確か別室でアレスと同様に特別な任務を割り振られて、仕事をしていた。
そう考えて、ウォーカーと同じ少佐待遇の技官であることを思いだす。
まだ若く理知的な要望をした青年だった。
「何でしょう、スタイナー技術少佐」
「少し時間良いだろうか」
「ええ。ちょうど片付いたところで、どうぞ。少し汚いですが」
簡易椅子から書類をどかし、乱雑に並べられたファイルの山を片して、椅子をすすめた。
そんな様子に、スタイナーは苦く笑みを作りながら、椅子に座った。
「忙しそうだね」
「自分が何をしているか、たまにわからなくなりそうですけど」
「見ればわかるさ」
置かれた資料の山は多岐にわたる。
新装備の購入計画や、契約書、予算獲得の資料もあった。
スタイナーにしてもめまいがしそうな光景だった。
「だが、そのおかげで他の人は早く帰れるようになったと喜んでいたよ。ここと予算課は特に忙しい部署だからね。毎年体を壊す人が多いのだよ」
装備企画課は同盟全体の装備品を統括する部署だ。
その仕事は新装備の企画や配備計画、調達まで多岐にわたる。
だからこそ、他の後方勤務本部の中でもセレブレッゼのような有能な人間が配置されるし、階級も少将があてられている。

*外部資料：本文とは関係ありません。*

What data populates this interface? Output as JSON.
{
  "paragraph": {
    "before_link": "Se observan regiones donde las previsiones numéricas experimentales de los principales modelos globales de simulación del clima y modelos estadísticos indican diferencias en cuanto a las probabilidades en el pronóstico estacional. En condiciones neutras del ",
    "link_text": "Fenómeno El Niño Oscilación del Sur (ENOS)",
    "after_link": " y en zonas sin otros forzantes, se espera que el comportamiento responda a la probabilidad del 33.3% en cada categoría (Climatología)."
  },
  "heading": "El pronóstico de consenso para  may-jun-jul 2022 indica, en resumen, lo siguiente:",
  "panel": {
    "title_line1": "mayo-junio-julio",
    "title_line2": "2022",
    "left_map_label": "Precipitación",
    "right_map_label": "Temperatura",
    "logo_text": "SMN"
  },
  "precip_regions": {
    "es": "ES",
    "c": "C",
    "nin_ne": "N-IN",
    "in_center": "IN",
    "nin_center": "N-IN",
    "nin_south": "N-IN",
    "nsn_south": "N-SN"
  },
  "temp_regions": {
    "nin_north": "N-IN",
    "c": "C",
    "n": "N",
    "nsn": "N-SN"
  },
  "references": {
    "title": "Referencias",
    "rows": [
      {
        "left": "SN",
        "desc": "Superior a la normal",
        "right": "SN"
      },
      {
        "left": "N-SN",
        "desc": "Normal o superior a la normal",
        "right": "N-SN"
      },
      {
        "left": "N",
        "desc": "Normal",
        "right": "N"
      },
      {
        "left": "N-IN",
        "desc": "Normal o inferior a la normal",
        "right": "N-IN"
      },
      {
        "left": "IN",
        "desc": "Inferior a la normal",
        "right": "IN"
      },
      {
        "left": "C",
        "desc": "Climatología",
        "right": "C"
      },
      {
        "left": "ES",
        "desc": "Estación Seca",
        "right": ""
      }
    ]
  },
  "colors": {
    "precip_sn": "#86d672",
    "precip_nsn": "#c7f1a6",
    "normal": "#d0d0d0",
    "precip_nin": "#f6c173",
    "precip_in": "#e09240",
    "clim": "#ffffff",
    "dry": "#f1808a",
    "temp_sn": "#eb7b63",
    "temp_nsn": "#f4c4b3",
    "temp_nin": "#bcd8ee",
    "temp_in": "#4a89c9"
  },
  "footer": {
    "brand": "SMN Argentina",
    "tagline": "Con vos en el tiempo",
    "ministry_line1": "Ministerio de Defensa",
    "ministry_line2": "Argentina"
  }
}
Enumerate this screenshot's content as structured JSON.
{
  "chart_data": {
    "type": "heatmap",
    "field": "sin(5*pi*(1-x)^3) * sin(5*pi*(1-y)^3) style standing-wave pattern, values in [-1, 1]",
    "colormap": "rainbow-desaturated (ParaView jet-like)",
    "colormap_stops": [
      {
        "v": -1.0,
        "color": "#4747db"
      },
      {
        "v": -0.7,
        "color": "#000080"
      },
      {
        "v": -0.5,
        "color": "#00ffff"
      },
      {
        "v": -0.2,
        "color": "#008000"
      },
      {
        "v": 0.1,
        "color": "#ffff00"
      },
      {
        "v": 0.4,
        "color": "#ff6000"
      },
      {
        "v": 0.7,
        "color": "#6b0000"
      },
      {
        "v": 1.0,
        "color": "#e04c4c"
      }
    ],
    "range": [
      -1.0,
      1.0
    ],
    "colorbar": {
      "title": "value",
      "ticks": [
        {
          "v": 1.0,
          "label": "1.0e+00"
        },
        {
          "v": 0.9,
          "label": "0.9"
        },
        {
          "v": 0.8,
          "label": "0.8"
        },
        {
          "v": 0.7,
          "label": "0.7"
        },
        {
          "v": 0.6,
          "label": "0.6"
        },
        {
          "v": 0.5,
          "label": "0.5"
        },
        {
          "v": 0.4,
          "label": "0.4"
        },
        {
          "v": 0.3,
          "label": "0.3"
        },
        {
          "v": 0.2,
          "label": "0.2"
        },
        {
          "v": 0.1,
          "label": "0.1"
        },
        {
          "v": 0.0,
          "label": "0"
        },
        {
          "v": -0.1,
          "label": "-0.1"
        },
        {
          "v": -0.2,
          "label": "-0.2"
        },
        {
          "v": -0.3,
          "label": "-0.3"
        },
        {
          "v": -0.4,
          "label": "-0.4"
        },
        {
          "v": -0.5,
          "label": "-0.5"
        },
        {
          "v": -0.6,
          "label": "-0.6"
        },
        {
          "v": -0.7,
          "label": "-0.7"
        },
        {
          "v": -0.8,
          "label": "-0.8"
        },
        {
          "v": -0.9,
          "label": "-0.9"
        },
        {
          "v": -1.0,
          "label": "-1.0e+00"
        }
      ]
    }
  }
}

だからといって、体調を崩すほどまでに忙しい部署もどうかと思うが、人員の増員をしようにもどこも人手不足だ。
それは同盟全体にしても言えることであるのだが。
しかし、この忙しい部署にアレスを配置させるなど、フォークは本当に細かいところまで気が利くようだ。
体を壊せば儲けものとでも考えたのだろうか。
その配慮を違うところで活用してもらいたいものだが。
「忙しいところ悪いが、意見がもらいたい」
「ええ」
と、渡された資料を受け取れば、それは新造艦の仕様書であった。
細かなスペックや数値が記載されたそれを一読すれば、アレスの視線を受けて、スタイナーは言葉を続けた。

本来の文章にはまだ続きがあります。